Card made his trip to Tokyo a year after the devastating tsunami had hit. “The country experienced an upsurge of national pride,” he writes, “and participants in street fashion increasingly celebrated their unique placement within the Japanese culture at large.”
Inspired by Richard Avedon, Card chose to use a white background when photographing his 75 subjects, whom he selected from hundreds of photo submissions from Tokyo fashionistas. So while normcore may be in its ascendancy here in the States, Tokyo street style is still full-on maximalist. Some of Card’s subjects look like the love children of Marilyn Manson and Little Edie Beale. Others turn themselves into cartoon characters, channeling Victorian Little Bo Peep with “Lolita” or “Dolly” fashion, a trend (and lifestyle) gleefully exploited by TLC’s “My Strange Addiction: I’m a Living Doll.” Neon wigs and contact lenses are big; so is self-decorating with stuffed animals and plastic toys. On the whole, these girls make Lady Gaga look like she shops at Lily Pulitzer.

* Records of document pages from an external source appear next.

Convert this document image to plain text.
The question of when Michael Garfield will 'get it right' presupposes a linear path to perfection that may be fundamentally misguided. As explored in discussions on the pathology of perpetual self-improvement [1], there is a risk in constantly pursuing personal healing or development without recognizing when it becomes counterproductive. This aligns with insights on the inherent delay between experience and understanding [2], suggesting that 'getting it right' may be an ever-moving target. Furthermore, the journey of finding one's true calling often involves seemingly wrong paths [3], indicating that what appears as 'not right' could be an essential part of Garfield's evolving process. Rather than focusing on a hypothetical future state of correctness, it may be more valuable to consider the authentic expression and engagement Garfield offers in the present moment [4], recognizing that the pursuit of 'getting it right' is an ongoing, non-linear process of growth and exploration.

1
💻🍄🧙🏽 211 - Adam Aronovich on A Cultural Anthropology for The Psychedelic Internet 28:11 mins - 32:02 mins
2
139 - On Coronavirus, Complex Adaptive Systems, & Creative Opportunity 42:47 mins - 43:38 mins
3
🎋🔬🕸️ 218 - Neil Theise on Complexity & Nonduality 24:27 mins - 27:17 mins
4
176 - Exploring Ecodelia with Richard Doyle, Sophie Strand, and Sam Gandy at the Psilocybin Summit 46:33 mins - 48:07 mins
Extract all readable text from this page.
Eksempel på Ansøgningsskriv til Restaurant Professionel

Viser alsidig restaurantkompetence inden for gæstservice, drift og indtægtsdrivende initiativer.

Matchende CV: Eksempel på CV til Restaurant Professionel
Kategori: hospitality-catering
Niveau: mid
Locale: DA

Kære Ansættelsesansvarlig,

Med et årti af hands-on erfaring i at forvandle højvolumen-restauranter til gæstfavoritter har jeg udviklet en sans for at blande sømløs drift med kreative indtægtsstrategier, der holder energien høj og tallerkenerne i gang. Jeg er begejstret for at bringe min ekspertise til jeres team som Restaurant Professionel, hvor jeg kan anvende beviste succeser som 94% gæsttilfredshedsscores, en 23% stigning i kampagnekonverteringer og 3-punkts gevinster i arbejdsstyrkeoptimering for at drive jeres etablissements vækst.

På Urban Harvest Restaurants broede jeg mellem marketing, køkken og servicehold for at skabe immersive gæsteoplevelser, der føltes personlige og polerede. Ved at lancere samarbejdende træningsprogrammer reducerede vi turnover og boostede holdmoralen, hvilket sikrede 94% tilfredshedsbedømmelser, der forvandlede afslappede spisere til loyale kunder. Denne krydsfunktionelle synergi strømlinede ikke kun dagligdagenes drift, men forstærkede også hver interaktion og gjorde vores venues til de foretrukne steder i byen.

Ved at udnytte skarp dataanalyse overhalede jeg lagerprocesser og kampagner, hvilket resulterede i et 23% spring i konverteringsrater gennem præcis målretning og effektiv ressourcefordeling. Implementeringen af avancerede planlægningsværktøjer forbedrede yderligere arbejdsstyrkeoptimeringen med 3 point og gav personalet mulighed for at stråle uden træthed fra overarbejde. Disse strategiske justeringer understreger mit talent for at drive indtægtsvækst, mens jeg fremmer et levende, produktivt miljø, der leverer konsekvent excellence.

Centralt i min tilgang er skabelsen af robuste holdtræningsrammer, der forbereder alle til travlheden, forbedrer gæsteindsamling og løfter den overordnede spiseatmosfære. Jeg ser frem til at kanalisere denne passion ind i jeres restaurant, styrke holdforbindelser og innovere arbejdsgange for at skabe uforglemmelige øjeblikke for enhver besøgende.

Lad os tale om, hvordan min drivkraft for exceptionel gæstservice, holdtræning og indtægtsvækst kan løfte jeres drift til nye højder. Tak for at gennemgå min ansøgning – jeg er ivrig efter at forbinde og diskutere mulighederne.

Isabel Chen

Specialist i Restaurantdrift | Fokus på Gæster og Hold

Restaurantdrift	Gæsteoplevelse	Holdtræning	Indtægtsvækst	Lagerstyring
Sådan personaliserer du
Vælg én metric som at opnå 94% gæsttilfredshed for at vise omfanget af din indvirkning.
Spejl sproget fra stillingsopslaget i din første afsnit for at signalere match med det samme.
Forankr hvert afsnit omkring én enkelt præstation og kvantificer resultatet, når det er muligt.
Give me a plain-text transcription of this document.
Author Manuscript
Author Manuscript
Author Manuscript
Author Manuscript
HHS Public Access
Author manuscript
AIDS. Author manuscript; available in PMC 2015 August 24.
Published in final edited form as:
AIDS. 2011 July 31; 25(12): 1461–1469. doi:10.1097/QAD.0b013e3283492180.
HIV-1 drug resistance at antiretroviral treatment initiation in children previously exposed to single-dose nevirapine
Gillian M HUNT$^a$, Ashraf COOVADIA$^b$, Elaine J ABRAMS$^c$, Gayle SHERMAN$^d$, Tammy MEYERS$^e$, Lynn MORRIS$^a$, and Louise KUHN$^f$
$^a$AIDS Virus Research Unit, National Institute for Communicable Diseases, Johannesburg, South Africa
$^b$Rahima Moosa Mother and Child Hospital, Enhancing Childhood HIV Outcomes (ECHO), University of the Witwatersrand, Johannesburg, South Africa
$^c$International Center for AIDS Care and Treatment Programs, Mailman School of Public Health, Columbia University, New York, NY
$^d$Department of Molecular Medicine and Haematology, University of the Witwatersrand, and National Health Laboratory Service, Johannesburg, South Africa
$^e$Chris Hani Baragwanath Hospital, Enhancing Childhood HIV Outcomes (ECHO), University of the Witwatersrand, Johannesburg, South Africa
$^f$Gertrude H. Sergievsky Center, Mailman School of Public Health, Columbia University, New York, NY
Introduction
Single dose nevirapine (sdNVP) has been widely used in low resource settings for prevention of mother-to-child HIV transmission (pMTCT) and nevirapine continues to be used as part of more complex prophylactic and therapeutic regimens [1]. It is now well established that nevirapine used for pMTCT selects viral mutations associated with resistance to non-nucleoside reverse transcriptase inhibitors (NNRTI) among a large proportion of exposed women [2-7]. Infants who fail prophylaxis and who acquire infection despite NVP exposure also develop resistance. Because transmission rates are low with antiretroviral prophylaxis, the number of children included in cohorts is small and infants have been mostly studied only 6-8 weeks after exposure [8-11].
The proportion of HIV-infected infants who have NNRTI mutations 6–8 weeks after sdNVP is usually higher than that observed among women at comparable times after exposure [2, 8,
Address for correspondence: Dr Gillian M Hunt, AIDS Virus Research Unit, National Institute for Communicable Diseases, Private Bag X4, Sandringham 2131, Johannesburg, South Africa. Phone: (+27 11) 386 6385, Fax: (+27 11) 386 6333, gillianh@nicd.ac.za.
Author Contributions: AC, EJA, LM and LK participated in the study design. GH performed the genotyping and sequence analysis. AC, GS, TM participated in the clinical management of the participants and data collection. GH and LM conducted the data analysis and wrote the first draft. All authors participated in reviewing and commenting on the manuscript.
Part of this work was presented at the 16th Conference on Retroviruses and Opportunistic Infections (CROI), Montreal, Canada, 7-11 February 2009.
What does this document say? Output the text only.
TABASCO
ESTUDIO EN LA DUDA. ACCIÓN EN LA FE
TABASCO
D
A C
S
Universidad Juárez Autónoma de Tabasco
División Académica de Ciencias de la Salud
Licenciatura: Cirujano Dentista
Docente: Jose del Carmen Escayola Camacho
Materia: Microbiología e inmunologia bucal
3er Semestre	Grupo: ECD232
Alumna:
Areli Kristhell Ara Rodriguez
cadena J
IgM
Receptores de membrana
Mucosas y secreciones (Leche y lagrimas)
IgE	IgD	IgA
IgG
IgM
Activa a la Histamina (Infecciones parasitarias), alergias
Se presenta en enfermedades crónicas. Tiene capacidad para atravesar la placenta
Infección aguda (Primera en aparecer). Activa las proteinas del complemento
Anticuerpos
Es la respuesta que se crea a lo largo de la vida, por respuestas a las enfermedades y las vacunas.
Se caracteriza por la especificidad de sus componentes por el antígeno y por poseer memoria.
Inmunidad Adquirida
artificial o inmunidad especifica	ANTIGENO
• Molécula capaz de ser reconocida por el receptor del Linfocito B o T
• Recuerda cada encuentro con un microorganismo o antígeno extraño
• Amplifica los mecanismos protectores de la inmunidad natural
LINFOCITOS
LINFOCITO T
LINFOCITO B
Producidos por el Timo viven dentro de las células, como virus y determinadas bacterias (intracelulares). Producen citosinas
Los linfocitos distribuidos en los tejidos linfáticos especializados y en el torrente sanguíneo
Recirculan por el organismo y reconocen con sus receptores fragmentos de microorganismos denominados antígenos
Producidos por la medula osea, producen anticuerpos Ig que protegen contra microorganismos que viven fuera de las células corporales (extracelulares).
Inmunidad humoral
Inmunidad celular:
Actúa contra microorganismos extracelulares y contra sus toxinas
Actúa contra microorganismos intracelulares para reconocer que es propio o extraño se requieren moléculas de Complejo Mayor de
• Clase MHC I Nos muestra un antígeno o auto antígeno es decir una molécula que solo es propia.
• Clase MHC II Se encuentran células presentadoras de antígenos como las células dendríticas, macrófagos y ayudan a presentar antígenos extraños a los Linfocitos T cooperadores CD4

Imagining the inner lives of these subjects is as endlessly fascinating as taking in the wild, painstaking details of their ensembles. If clothing is an expression of self and identity, what exactly is it that these subjects are expressing? As fashion guru and Barneys Creative-Director-at-large Simon Doonan writes in his introduction to the book: “Who is she? Is she suicidal or deliriously happy? Does she always wear a Peruvian oven mitt on her head?”
But Card says his subjects understand that they look outrageous: “Everything from the names they choose for themselves to the particular arrangement of items and accessories and clothing often reflects a particular sense of humor,” he said in a recent interview with Slate. “One woman’s name translates to ‘Barbecue.’ The humor of that is not lost on her.”